I wrote about Living with Situational Depression a few years ago, but felt like I should update my suggestions for the times we’re living in now.
Feel your feelings
We’re only human. We have feelings. That’s okay. Whatever you’re feeling right now is okay to feel. Process it. Move through it. Learn from it.
Talk about it
In person conversations might be a little tough for you right now, but there are a lot of other ways to communicate. If you’re struggling with everything going on don’t put on a brave face. Let someone know.
I hate most kinds of exercise with the fire of a thousand suns, but I know when I’m feeling anxious that burning off that energy always makes me feel better. Get up and move even if it’s only for 10 minutes.

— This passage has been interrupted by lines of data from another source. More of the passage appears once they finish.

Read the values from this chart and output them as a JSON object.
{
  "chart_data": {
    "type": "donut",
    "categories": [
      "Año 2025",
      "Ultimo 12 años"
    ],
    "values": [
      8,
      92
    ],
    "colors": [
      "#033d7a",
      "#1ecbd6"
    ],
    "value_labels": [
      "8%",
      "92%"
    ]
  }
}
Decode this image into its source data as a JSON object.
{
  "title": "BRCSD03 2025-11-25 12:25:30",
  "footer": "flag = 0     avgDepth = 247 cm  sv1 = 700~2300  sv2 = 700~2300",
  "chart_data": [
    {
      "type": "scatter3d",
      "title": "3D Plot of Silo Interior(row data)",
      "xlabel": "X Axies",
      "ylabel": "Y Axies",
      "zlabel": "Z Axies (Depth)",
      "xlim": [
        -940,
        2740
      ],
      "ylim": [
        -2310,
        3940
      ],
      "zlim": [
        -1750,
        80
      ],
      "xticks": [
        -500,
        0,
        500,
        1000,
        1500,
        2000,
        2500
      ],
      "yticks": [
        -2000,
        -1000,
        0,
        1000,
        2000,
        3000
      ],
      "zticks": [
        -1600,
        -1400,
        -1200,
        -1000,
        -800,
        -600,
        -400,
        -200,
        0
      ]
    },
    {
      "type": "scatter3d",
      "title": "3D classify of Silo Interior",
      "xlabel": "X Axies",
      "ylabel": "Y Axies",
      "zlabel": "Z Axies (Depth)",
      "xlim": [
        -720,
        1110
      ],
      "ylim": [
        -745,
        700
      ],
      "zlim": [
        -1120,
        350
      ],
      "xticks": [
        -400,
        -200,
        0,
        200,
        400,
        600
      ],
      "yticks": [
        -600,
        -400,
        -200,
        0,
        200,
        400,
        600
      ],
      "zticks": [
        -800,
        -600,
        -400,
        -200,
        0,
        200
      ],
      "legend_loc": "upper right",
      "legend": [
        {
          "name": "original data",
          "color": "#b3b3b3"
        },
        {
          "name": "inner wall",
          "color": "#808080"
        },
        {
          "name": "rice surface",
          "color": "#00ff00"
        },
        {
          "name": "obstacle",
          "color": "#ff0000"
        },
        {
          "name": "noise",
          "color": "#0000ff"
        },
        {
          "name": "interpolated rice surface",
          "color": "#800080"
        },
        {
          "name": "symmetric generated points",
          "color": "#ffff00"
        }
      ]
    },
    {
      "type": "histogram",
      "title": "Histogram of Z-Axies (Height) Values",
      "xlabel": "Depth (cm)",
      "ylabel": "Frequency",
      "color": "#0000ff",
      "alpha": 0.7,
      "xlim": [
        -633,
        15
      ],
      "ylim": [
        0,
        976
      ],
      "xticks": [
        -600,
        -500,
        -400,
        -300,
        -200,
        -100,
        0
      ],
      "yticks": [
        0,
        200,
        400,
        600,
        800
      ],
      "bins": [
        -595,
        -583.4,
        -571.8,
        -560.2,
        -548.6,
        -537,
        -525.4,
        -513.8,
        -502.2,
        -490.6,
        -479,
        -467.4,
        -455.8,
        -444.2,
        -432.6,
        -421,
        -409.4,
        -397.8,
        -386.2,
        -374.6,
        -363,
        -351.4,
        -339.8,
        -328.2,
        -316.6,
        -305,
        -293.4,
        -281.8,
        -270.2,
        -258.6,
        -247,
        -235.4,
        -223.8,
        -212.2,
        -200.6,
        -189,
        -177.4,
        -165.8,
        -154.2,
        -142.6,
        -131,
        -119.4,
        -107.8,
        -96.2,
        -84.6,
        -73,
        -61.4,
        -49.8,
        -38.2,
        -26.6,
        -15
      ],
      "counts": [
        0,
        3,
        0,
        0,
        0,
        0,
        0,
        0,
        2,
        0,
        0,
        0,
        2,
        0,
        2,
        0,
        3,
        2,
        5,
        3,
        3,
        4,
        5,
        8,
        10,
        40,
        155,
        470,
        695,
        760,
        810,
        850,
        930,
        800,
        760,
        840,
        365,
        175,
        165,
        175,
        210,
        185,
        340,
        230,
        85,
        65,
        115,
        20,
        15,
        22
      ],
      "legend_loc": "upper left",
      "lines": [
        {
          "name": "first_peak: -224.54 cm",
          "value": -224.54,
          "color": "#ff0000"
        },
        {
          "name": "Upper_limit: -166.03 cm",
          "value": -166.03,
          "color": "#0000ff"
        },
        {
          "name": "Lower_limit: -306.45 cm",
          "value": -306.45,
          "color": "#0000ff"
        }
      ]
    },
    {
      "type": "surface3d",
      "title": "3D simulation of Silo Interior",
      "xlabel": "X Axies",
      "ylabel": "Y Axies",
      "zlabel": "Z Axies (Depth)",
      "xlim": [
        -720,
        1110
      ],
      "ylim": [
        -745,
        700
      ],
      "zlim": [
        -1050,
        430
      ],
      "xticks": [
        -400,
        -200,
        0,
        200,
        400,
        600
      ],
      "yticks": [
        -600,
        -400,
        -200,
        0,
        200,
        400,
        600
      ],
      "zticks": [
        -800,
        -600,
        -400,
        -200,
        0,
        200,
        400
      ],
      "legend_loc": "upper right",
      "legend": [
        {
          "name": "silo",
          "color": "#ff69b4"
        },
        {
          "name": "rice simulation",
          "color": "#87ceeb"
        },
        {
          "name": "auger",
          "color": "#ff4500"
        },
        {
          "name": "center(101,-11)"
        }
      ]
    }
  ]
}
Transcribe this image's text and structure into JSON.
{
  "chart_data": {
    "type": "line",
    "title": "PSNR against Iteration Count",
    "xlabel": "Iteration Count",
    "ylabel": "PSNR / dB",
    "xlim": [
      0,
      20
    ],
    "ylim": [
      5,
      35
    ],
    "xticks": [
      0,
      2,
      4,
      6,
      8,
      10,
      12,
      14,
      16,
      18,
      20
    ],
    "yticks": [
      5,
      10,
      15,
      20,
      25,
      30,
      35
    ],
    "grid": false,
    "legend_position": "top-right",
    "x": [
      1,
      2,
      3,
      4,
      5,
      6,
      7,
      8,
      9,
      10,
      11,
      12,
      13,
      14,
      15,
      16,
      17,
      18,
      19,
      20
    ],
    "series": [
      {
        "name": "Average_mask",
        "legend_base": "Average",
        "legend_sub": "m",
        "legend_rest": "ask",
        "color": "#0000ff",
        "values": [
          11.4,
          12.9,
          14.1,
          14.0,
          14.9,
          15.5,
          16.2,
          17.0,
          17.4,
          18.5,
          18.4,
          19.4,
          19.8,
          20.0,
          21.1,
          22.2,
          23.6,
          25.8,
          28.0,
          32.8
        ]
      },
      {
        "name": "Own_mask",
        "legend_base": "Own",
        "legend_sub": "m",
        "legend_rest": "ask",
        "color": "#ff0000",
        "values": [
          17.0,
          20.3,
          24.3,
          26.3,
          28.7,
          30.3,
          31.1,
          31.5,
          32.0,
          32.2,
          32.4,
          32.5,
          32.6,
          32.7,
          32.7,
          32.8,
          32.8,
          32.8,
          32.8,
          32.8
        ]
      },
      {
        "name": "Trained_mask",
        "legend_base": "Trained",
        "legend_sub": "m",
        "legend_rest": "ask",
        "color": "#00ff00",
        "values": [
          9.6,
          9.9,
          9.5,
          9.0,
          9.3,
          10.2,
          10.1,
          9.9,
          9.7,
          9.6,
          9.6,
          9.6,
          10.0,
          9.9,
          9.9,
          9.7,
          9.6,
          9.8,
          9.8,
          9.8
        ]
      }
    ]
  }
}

Distraction can be a wonderful thing. Use your brain to stay active. Read, do a puzzle, download a word search app, write something, do a crossword puzzle, etc. Now might be the perfect time for you to learn something new. I love learning new things and am most content when I have some goals to work on.
Take care of something
I’m not saying you should adopt a pet out of boredom. That’s a really bad idea. BUT there are other living things you can take care of like plants. Having plants in the house clears the air and just makes things more pleasant. Get one. Or two. Talk to them. Water them. Name them. Take care of them.
Check in on your friends and family. Even in a world of texting and messaging, phones still work. Call them. Voice to voice conversations are so much more meaningful than a text.
Self-care and Self-soothe
Learn the difference between self-care and self-soothe. Self-care is things that help the future you like exercising, eating healthy foods, taking a break from your phone, paying your bills on time, cleaning your house, etc. Self-soothe is when we comfort ourselves in the present moment like watching a Hallmark movie, taking a bubble bath, getting a manicure, etc. Self-soothing makes us feel better while self-care really is better for us. You have to learn the balance.
We may call it self-care when we binge watch shows while drinking boxed wine and eating cupcakes, but we know that’s really not helping our future self, it’s making our current self feel better (temporarily). Yes, there are times when we NEED to self-soothe, but they have to be balanced with things that really are better for us mentally, physically, and emotionally.
As with most things in life YOU have to decide how much YOU can change and control about a situation. If you can’t control the outcome then you also have to find ways to cope with what’s going on.